Background: There is no justification for any reason to have a caesarean delivery (CD) rate higher than 10–15%. CD rates higher than 10% are not associated with substantial decrease in maternal and neonatal mortality rates. Robson Group Classification System has the advantage of analyzing the caesarean delivery rate in well-defined sub-groups of women that are totally inclusive and mutally exclusive.
Objective: The aim of the current work was to make comparative analysis of increasing trends of caesarean delivery in two hospitals at Assiut Governorate in Egypt.
Patients and methods: This retrospective cross-sectional study included a total of 2702 cases, attending for delivery at Assiut University Hospital; a tertiary hospital and Assiut Police Hospital; a secondary hospital, both present in Assiut Governorate. This study was conducted over 3-month between Jan 2016 to Mar 2016.
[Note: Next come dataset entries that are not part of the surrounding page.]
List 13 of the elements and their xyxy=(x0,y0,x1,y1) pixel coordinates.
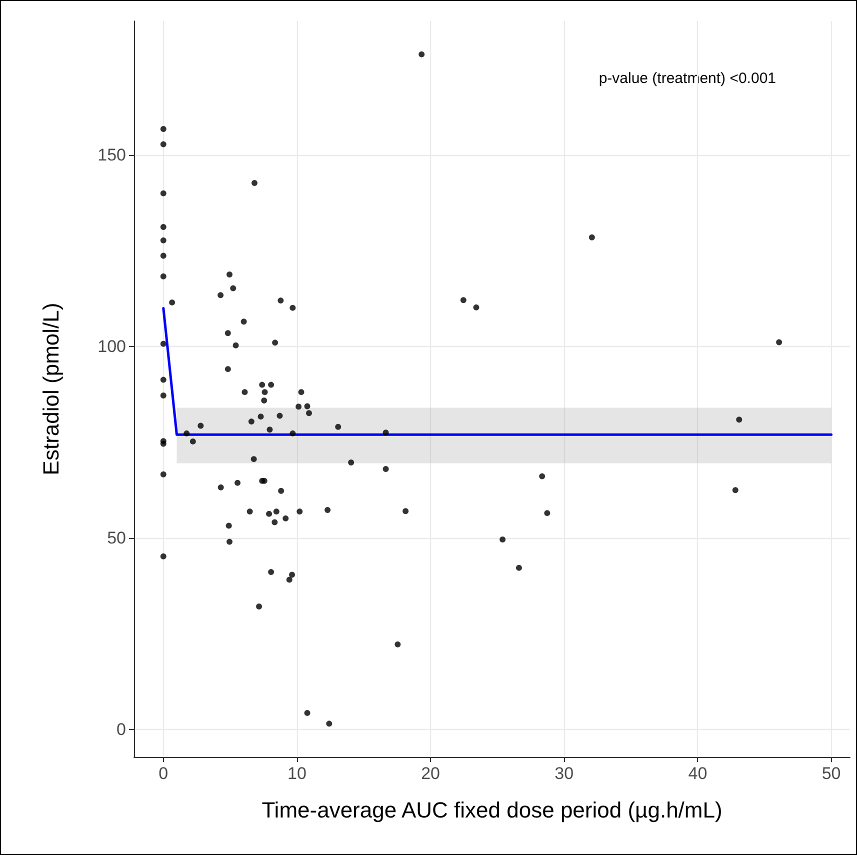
x-tick-label: 0 xyxy=(158,764,168,783)
x-tick-label: 40 xyxy=(688,764,708,783)
y-tick-label: 150 xyxy=(98,146,126,165)
y-axis-title: Estradiol (pmol/L) xyxy=(38,302,64,476)
y-tick-label: 50 xyxy=(107,528,126,548)
x-tick-label: 30 xyxy=(554,764,574,783)
y-tick-label: 100 xyxy=(98,336,126,356)
x-axis-title: Time-average AUC fixed dose period (µg.h/mL) xyxy=(262,798,722,822)
y-tick-label: 0 xyxy=(116,720,126,739)
x-tick-label: 10 xyxy=(288,764,306,783)
x-tick-label: 50 xyxy=(822,764,841,783)
x-tick-label: 20 xyxy=(421,764,440,783)
annotation: p-value (treatment) <0.001 xyxy=(598,70,776,87)
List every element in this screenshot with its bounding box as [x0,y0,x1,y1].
Results: Robson Group 5 constituted the most in both hospitals regarding the relative size of the group with higher and significant percentage at the secondary hospital (53%) compared to (32.3%) at the tertiary one. Robson Group 5 contributed the most in both hospitals regarding the overall CD rate with higher and significant percentage at the secondary hospital (74.8%) compared to (49.4%) at the tertiary one. Robson Group 5 also contributed the most in both hospitals regarding the absolute contribution rate of all deliveries with higher and significant percentage at the secondary hospital (50%) compared to (28.7) at the tertiary one.
Conclusion: On the basis of the study, TGCS is only a starting point, but it is important to have a common starting point. Having implemented TGCS, we have concluded that Group 5 (previous caesarean delivery) is the largest of the overall CD rate in both secondary and tertiary hospitals.